The French inflicted substantial losses on American shipping. Secretary of State Timothy Pickering reported to Congress on June 21, 1797 that the French had captured 316 American merchant ships in the previous eleven months. The hostilities caused insurance rates on American shipping to increase at least 500 percent, as French marauders cruised the length of the U.S. Atlantic seaboard virtually unopposed. The administration had no warships to combat them; the last had been sold off in 1785. The United States possessed only a flotilla of revenue cutters and some neglected coastal forts.
Increased depredations by privateers from Revolutionary France required the United States Navy to protect the expanding merchant shipping of the United States. The United States Congress authorized the President to acquire, arm, and man no more than twelve vessels, of up to twenty-two guns each. Under the terms of this act, several vessels were purchased and converted into ships of war.
July 7, 1798, when Congress rescinded treaties with France, can be considered a semi-official beginning of the Quasi-War. The act was followed two days later with Congressional authorization to attack French vessels.

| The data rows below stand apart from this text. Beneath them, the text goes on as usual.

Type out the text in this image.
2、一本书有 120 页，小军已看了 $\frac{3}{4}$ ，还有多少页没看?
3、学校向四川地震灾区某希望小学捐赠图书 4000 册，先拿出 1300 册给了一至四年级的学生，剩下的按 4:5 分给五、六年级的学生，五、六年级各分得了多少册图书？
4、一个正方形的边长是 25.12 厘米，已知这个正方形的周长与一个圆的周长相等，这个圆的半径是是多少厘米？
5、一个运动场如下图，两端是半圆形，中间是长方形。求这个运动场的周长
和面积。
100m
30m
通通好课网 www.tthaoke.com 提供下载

Of all of the vessels operating under command of the U.S. Navy, only one vessel was captured by—and later recaptured from—French forces: USS Retaliation. Retaliation was the captured privateer La Croyable, recently purchased by the U.S. Navy. Retaliation departed Norfolk on October 28, 1798, with Montezuma and Norfolk and cruised in the West Indies protecting American commerce. On November 20, the French frigates L’Insurgente and Volontaire overtook Retaliation while her consorts were away on a chase and forced commanding officer Lieutenant William Bainbridge to surrender the out-gunned schooner. However, Montezuma and Norfolk escaped after Bainbridge convinced the senior French commander that those American warships were too powerful for his frigates and induced him to abandon the chase. Renamed Magicienne by the French, the schooner again came into American hands on June 28, when a broadside from USS Merrimack forced her to haul down her colors.
Revenue cutters in the service of the Revenue-Marine, predecessor of the Coast Guard, also assisted in capturing two others. The cutter USRC Pickering, commanded by Edward Preble, made two cruises to the West Indies and captured ten prizes, one of which carried 19 guns throwing 150 pounds of iron compared to Pickering’s 14 guns and total iron weight of only 56 pounds, and was manned by some 250 sailors, more than three times Pickering’s strength.
Sources differ with regards to American losses. One contends that by the war's end in 1800, the French had seized over two thousand American merchant vessels. Another claims that the United States lost only one. (This and similar discrepancies may be explained if one is counting naval losses and another merchant ships.)
Although they were fighting the same enemy, the Royal Navy and the United States Navy did not cooperate operationally, nor did they share operational plans or come to mutual understandings about deployment of their forces. The British did sell the American government naval stores and munitions. In addition, the two navies shared a system of signals by which each could recognize the other’s warships at sea and allowed merchantmen of their respective nations to join their convoys.